Fast and slow components of cerebral blood flow response to step decreases in end-tidal PCO2 in humans.
Poulin MJ., Liang PJ., Robbins PA.
This study examined the dynamics of the middle cerebral artery (MCA) blood flow response to hypocapnia in humans (n = 6) by using transcranial Doppler ultrasound. In a control protocol, end-tidal PCO2 (PETCO2) was held near eucapnia (1.5 Torr above resting) for 40 min. In a hypocapnic protocol, PETCO2 was held near eucapnia for 10 min, then at 15 Torr below eucapnia for 20 min, and then near eucapnia for 10 min. During both protocols, subjects hyperventilated throughout and PETCO2 and end-tidal PO2 were controlled by using the dynamic end-tidal forcing technique. Beat-by-beat values were calculated for the intensity-weighted mean velocity (VIWM), signal power (P), and their instantaneous product (P.VIWM).

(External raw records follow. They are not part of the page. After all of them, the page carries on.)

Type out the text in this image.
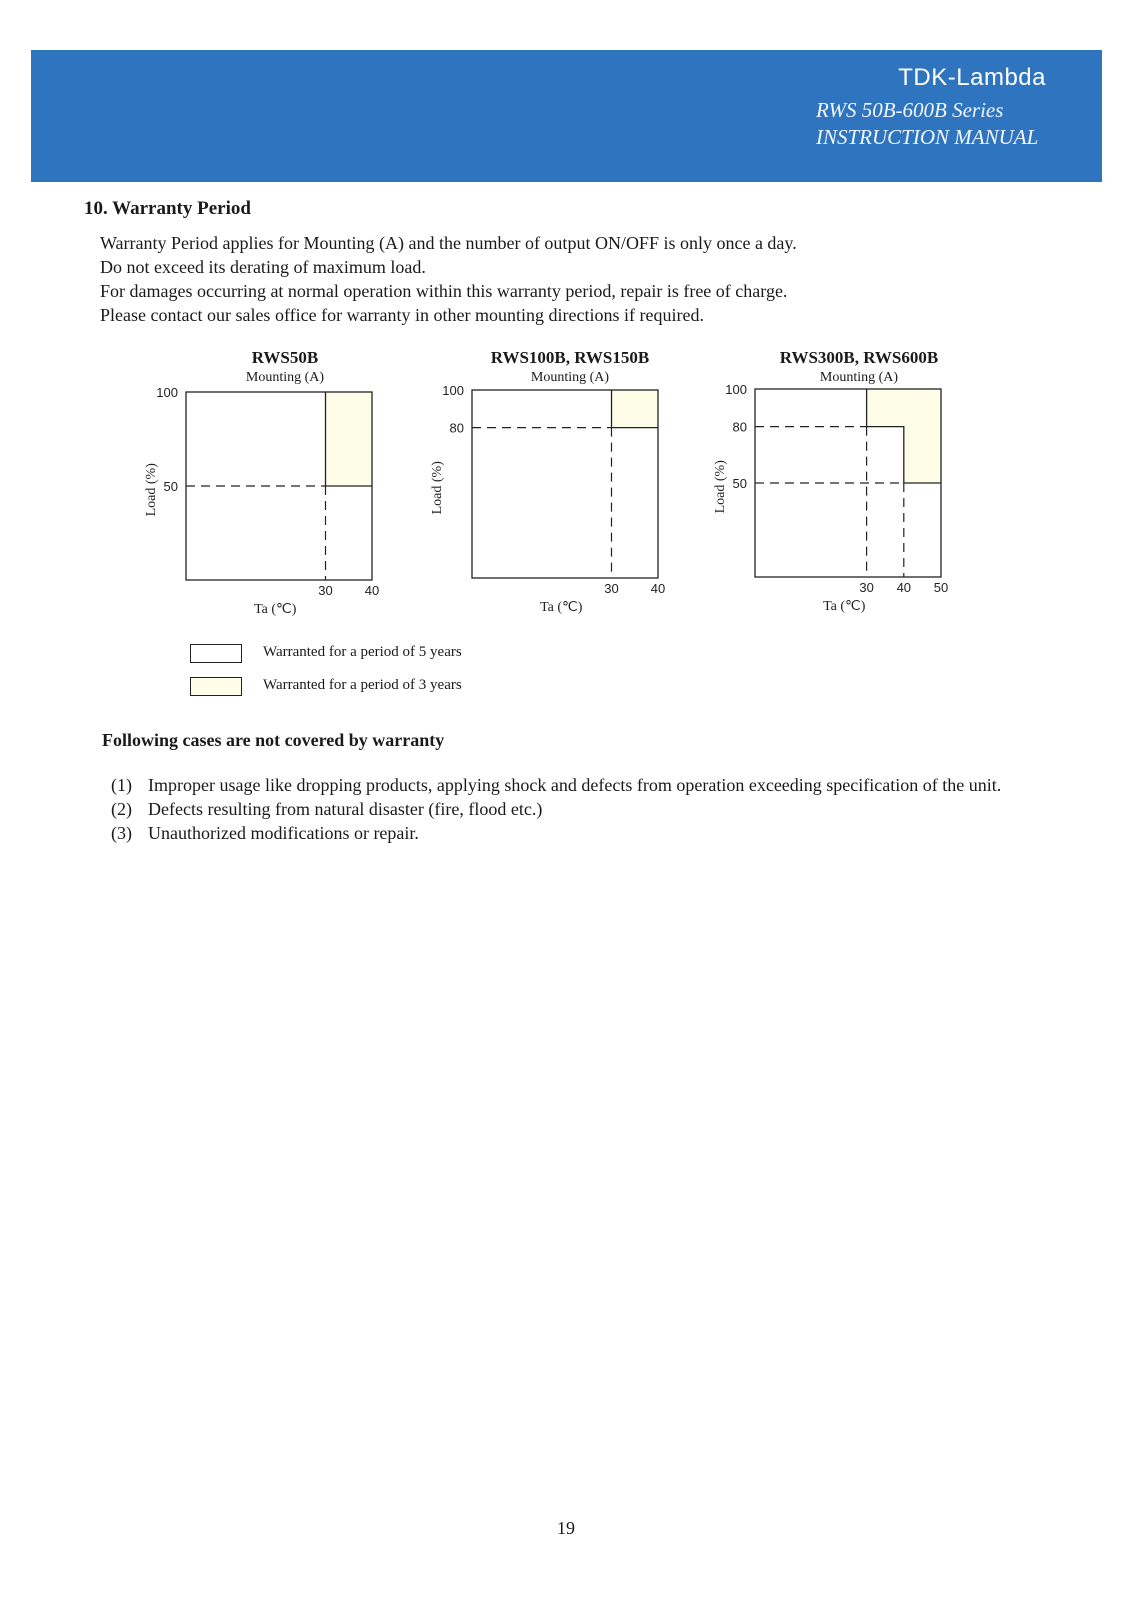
TDK-Lambda
RWS 50B-600B Series
INSTRUCTION MANUAL
10. Warranty Period
Warranty Period applies for Mounting (A) and the number of output ON/OFF is only once a day.
Do not exceed its derating of maximum load.
For damages occurring at normal operation within this warranty period, repair is free of charge.
Please contact our sales office for warranty in other mounting directions if required.
RWS50B
Mounting (A)
100
50
30 40
Ta (℃)
Load (%)
RWS100B, RWS150B
Mounting (A)
100
80
30 40
Ta (℃)
Load (%)
RWS300B, RWS600B
Mounting (A)
100
80
50
30 40 50
Ta (℃)
Load (%)
Warranted for a period of 5 years
Warranted for a period of 3 years
Following cases are not covered by warranty
(1) Improper usage like dropping products, applying shock and defects from operation exceeding specification of the unit.
(2) Defects resulting from natural disaster (fire, flood etc.)
(3) Unauthorized modifications or repair.
19
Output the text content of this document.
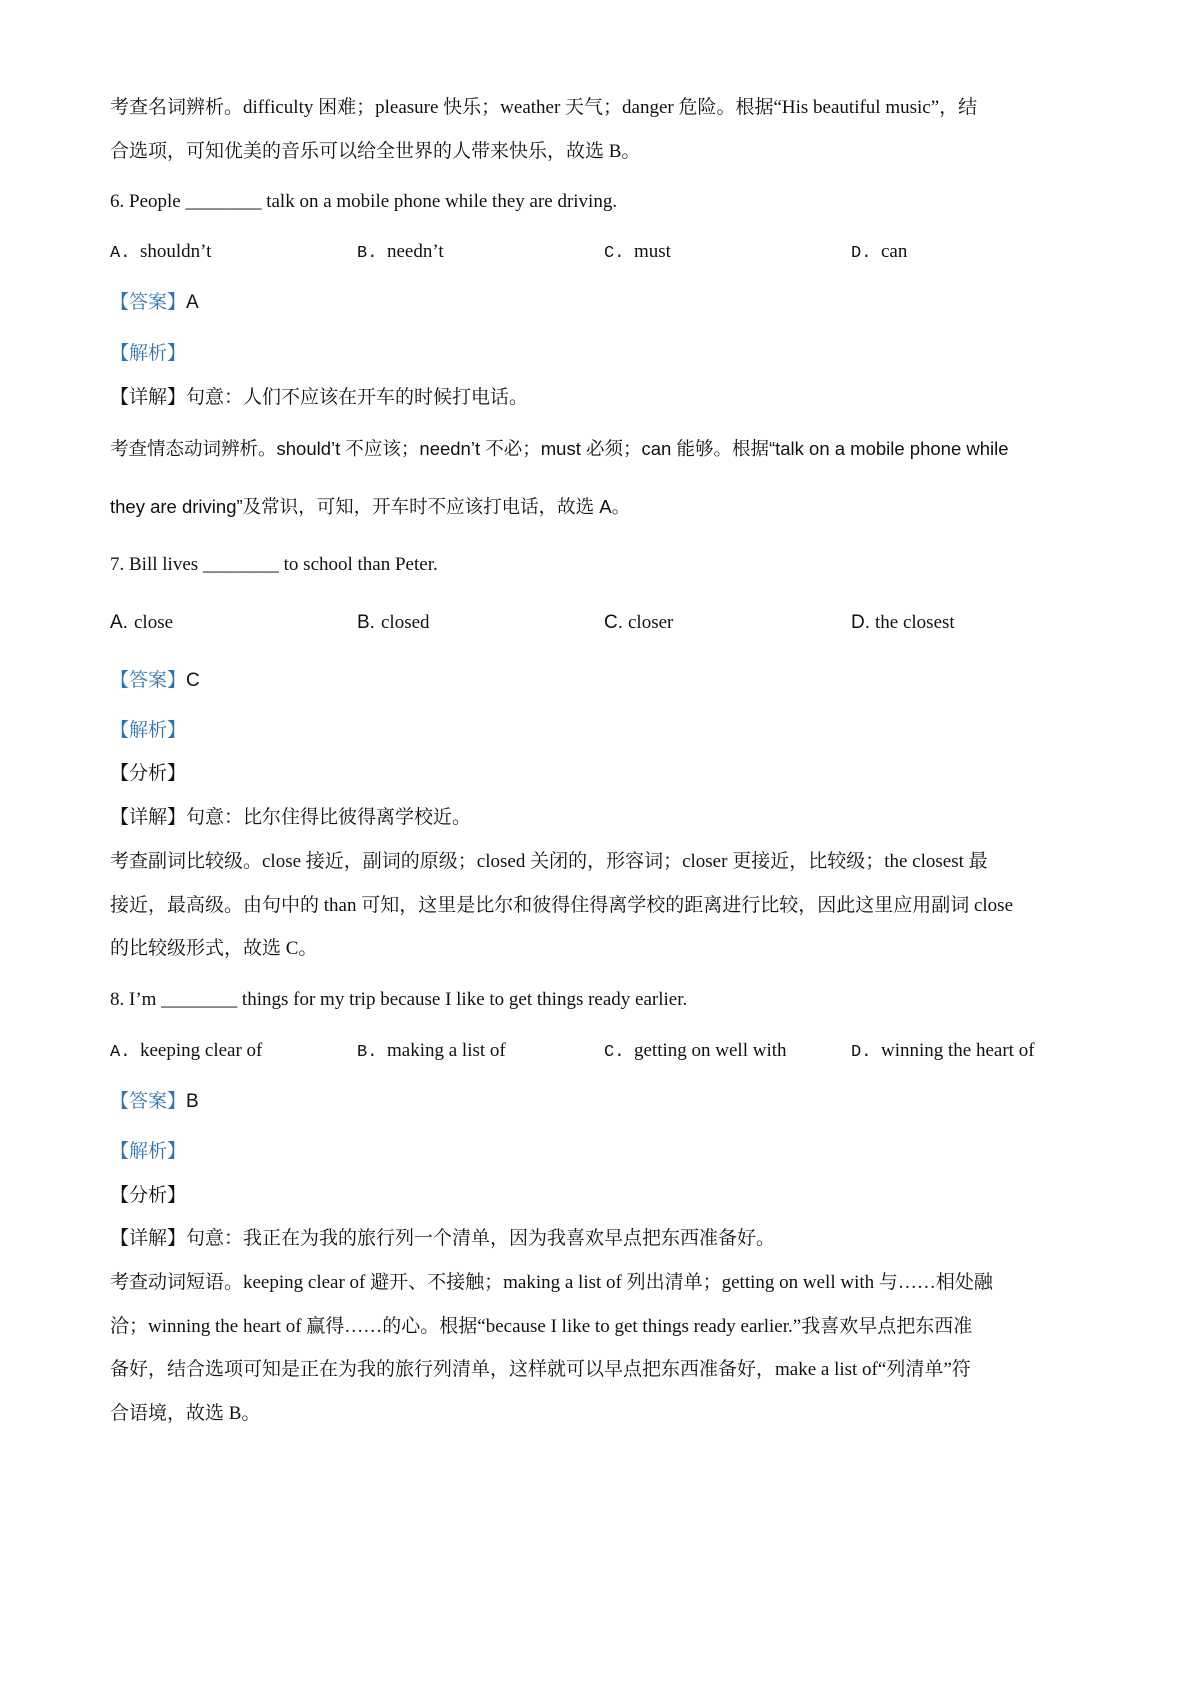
考查名词辨析。difficulty 困难；pleasure 快乐；weather 天气；danger 危险。根据“His beautiful music”，结
合选项，可知优美的音乐可以给全世界的人带来快乐，故选 B。
6. People ________ talk on a mobile phone while they are driving.
A. shouldn’t	B. needn’t	C. must	D. can
【答案】A
【解析】
【详解】句意：人们不应该在开车的时候打电话。
考查情态动词辨析。should’t 不应该；needn’t 不必；must 必须；can 能够。根据“talk on a mobile phone while
they are driving”及常识，可知，开车时不应该打电话，故选 A。
7. Bill lives ________ to school than Peter.
A. close	B. closed	C. closer	D. the closest
【答案】C
【解析】
【分析】
【详解】句意：比尔住得比彼得离学校近。
考查副词比较级。close 接近，副词的原级；closed 关闭的，形容词；closer 更接近，比较级；the closest 最
接近，最高级。由句中的 than 可知，这里是比尔和彼得住得离学校的距离进行比较，因此这里应用副词 close
的比较级形式，故选 C。
8. I’m ________ things for my trip because I like to get things ready earlier.
A. keeping clear of	B. making a list of	C. getting on well with	D. winning the heart of
【答案】B
【解析】
【分析】
【详解】句意：我正在为我的旅行列一个清单，因为我喜欢早点把东西准备好。
考查动词短语。keeping clear of 避开、不接触；making a list of 列出清单；getting on well with 与……相处融
洽；winning the heart of 赢得……的心。根据“because I like to get things ready earlier.”我喜欢早点把东西准
备好，结合选项可知是正在为我的旅行列清单，这样就可以早点把东西准备好，make a list of“列清单”符
合语境，故选 B。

A simple model consisting of a delay, gain terms, time constants (tauf,on, tauf, off) and baseline levels of flow for the on- and off-transients, and a gain term (gs) and time constant (taus) for a second slower component was fitted to the hypocapnic protocol. The cerebral blood flow response to hypocapnia was characterized by a significant (P < 0.001) slow progressive adaptation in P.VIWM, with gs = 1.26 %/Torr and taus = 427 s, that persisted throughout the hypocapnic period. Finally, the responses at the onset and relief of hypocapnia were asymmetric (P < 0.001), with tauf,on (6.8 s) faster than tauf,off (14.3 s).